Dannato telefono rotto! Dovevano ridargli la linea almeno due giorni prima e invece era ancora isolato! Quanto ci voleva a risolvere quel maledetto guasto? Scosse la testa: non avrebbe dovuto lasciare che Akemi lo convincesse, quella volta, non con meno di sette giorni alla scadenza del termine. Invece l'aveva accompagnata in macchina fino alla Maison Ikkoku, quella mattina, nonostante le previsioni meteo fossero tutt'altro che buone.

"Puoi venirmi a prendere verso sera, voglio proprio farmi un'ultima bevuta di buon auspicio con Kyoko prima del lieto evento!", gli aveva detto con un sorriso al quale non aveva saputo dire di no; quando, nel pomeriggio, la nevicata aveva cominciato ad assumere dimensioni importanti, Hideo si era precipitato in macchina con l'intenzione di riportarla a casa prima che accadesse l'impensabile e aveva constatato con orrore che la batteria dell'auto era completamente scarica, complice il gelo.

"Forza, muoviti! Fino a stamattina funzionavi, disgraziata!", aveva imprecato girando la chiave e schiacciando la frizione in modo convulsivo, ottenendo solo un borbottio sfiatato dal motore che diventava sempre più flebile a ogni tentativo.
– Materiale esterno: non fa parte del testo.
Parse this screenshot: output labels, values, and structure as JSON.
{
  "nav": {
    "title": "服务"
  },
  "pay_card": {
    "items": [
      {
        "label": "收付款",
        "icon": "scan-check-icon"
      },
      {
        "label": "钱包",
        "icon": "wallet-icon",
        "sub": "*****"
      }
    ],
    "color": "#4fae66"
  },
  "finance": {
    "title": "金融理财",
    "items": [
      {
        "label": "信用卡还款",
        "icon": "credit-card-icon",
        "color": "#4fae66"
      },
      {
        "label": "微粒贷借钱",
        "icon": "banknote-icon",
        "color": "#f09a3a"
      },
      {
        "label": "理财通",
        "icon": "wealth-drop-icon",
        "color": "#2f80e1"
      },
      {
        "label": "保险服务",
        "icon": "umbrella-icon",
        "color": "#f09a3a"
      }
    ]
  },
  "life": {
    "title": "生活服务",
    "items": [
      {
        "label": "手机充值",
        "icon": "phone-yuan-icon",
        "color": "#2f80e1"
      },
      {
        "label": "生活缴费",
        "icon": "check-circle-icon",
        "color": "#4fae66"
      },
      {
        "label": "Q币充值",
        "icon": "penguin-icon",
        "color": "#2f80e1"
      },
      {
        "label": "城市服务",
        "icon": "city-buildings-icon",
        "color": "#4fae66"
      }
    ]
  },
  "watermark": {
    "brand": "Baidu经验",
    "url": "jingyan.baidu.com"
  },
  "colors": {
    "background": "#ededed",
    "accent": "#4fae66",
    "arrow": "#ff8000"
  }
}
Si era fermato, aveva fatto riposare il veicolo e aveva riprovato dopo qualche minuto, ma il risultato era stato di volta in volta meno efficace, finché l'unico rumore che ottenne fu quello della chiave che girava a vuoto: un 'click' insignificante che non si trasmetteva neanche debolmente a un motore ormai non più alimentato. Aveva sbattuto i pugni sul cruscotto insultando l'auto con improperi che neanche immaginava di conoscere fino a un'ora prima, dopodiché si era arreso all'evidenza ed era tornato a casa con l'intenzione di provare nuovamente il telefono: se Akemi fosse dovuta rimanere a Casa Ikkoku, voleva avere almeno la certezza che stesse bene.

La verità era che aveva un pessimo presentimento: la nevicata, l'auto che non andava, il telefono rotto e non ultimo il rametto di the andato a fondo nella sua tazza qualche ora prima (1). Tutti segni nefasti di una tragedia imminente.

Sbatté il telefono sulla forcella, maledicendo il fato, quindi si mise a fissare la natura che urlava gelo e vento dietro i vetri: non si sarebbe dato pace fino a che non avesse saputo che sua moglie stava bene. Poteva assicurarsene se avesse trovato un telefono pubblico! L'idea lo colpì come una benedizione e si dispose a coprirsi per uscire nella tempesta. Nulla l'avrebbe fermato.

***


"Tesoro? Quando stavi per partorire, ogni quanto avevi le contrazioni?". Era una domanda bizzarra quella che le aveva appena posto suo marito. Fuori imperversava una tempesta di neve che sembrava voler buttare giù le mura di casa e i bambini erano eccitatissimi all'idea di costruire un pupazzo di neve gigante, il giorno dopo. Le era costato una certa fatica metterli a letto e aveva dovuto raccontare loro la fiaba della Signora delle Nevi per farli addormentare; stava pensando di andare a fare un bel bagno caldo quando era squillato il telefono.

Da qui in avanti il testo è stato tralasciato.